En s’interrogeant sur la destinée du film et de la fonction de ses images, l’historienne invente ainsi la notion de « lieu de mémoire portatif » (p. 201). De la France au Japon, en passant par les États-Unis, Israël ou les démocraties populaires à l’Est, le film circule, mais se voit également censuré, remonté, accompagné de nouveaux commentaires ou d’une nouvelle musique. Sélectionné aux festivals de Cannes en juin 1956 puis de Berlin-Ouest quelques mois plus tard, Nuit et Brouillard y est cependant officiellement censuré et doit être montré dans le cadre de projections spéciales hors sélection. L’histoire est bien connue, même si on oublie souvent de préciser qu’à Cannes l’initiative vint sans doute autant des Français que de Bonn. Un des apports de l’étude de S. Lindeperg concerne la diffusion du film en RDA qui ne fit pas moins de deux versions de Nuit et brouillard, modifiant la musique et le commentaire, notamment la conclusion : « et il y a nous qui regardons sincèrement ces ruines […] et qui n’entendons pas qu’on crie sans fin ». Cette allusion aux tortures en Algérie fut critiquée par les dirigeants est-allemands qui voulurent y voir une critique possible des camps à l’Est. Devant le refus des producteurs et du réalisateur français de voir ainsi modifié le commentaire, la télévision est-allemande finit par diffuser en 1974 sans les prévenir une version expurgée et modifiée du film qui en ferme le propos, le repliant sur le passé : « Neuf millions de morts y errent. Leurs cris échapperont à l’oubli ».

Sous l’effet de l’analyse de S. Lindeperg, Nuit et brouillard apparaît non plus comme simple « monument commémoratif », mais comme un « essai historique » qui se voulait dans le même temps « œuvre d’art exigeante » et profondément inscrit dans l’histoire européenne et internationale de ces dernières décennies, au cœur d’une circulation complexe d’images et de représentations.
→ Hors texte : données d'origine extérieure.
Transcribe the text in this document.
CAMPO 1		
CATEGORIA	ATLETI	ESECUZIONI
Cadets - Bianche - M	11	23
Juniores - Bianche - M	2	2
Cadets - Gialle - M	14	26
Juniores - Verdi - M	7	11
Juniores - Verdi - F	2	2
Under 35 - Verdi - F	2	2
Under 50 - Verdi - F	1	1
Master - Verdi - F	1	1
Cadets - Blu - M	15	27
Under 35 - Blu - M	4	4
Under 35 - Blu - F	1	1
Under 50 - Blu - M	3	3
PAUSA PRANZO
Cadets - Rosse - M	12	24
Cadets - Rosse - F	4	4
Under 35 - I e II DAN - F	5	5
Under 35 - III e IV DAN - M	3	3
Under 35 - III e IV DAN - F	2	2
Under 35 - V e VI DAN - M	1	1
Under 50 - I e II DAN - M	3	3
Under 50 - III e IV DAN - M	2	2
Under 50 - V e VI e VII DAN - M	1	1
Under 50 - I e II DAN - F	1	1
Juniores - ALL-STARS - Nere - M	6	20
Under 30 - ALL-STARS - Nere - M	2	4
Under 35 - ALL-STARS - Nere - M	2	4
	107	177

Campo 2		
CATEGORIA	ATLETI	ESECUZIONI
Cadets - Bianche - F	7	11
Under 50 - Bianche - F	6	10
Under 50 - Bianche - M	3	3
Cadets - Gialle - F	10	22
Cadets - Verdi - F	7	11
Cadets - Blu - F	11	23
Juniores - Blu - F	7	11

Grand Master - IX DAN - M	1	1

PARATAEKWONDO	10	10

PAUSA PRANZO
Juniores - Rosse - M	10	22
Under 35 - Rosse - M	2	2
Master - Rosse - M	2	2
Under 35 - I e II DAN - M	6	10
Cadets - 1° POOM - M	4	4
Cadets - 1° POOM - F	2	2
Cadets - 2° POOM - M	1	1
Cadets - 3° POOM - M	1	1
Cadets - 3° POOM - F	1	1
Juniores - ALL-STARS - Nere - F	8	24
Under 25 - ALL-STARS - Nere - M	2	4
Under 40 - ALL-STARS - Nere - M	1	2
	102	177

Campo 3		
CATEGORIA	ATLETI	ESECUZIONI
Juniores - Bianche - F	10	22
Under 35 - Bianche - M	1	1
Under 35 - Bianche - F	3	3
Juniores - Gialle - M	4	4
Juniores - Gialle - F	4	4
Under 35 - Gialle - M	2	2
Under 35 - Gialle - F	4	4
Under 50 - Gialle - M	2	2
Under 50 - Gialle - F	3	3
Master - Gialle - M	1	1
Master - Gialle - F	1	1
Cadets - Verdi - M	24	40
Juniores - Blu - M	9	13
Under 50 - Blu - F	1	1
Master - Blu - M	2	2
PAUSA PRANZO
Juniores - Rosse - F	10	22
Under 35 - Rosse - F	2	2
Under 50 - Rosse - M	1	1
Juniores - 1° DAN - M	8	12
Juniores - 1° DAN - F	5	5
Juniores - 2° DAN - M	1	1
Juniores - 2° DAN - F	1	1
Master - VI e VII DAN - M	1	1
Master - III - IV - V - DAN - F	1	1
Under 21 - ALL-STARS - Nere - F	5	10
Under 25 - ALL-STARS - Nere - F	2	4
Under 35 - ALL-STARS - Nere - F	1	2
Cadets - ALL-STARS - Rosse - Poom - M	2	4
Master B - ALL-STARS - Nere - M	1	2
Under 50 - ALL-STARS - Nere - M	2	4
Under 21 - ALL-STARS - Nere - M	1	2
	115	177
Dans tous ses balbutiements, ses inexactitudes, ses hésitations et ses glissements, le film d’Alain Resnais s’avère encore et toujours un document essentiel.

Caroline Moine
1 Les historiens se sont déjà intéressés au film d’Alain Resnais, pour ne citer que quelques-uns d’entre eux : H. Rousso, Le Syndrome de Vichy de 1944 à nos jours, Paris, Le Seuil, 1990 ; R. Raslin, Alain Resnais’s Nuit et Brouillard on the Making, Reception and Functions of a Major Documentary Film, including a new interview with Alain Resnais, Aarhus, Aarhus University Press, 1987 ; C. Delage, V. Guigueno, L’historien et le film, Paris, Gallimard, 2004, p. 59-78. Il faut noter également la grande qualité de l’édition DVD et du livret accompagnant le film édité par Arte vidéo et Argos films en 2003, reprenant les entretiens radiophoniques de l’émission diffusée sur France Culture le 6 août 1994.
2 Exprimé dans ses films Les Statues meurent aussi (1953) ou Hiroshima mon amour (1959).
3 H. Eisler, à la différence de ce qu’affirme l’auteure, ne fut pas qu’un artiste choyé par le régime de Berlin-Est, sa relation avec le régime est-allemand fut bien plus complexe. M. KÖSTER, Musik – Zeit – Geschehen. Zu den Musikverhältnissen in der SBZ/DDR 1945 - 1952, Sarrebruck, Pfau-Verlag, 2002.
Pour citer
Caroline Moine, « Compte rendu de Sylvie Lindeperg, « Nuit et brouillard ». Un film dans l’histoire, 2007 », Le Mouvement Social, n° 222 (janvier-mars 2008), p. 201-203, et en ligne : http://mouvement-social.univ-paris1.fr/document.php?id=1073.
Mise en ligne le 1 janvier 2008.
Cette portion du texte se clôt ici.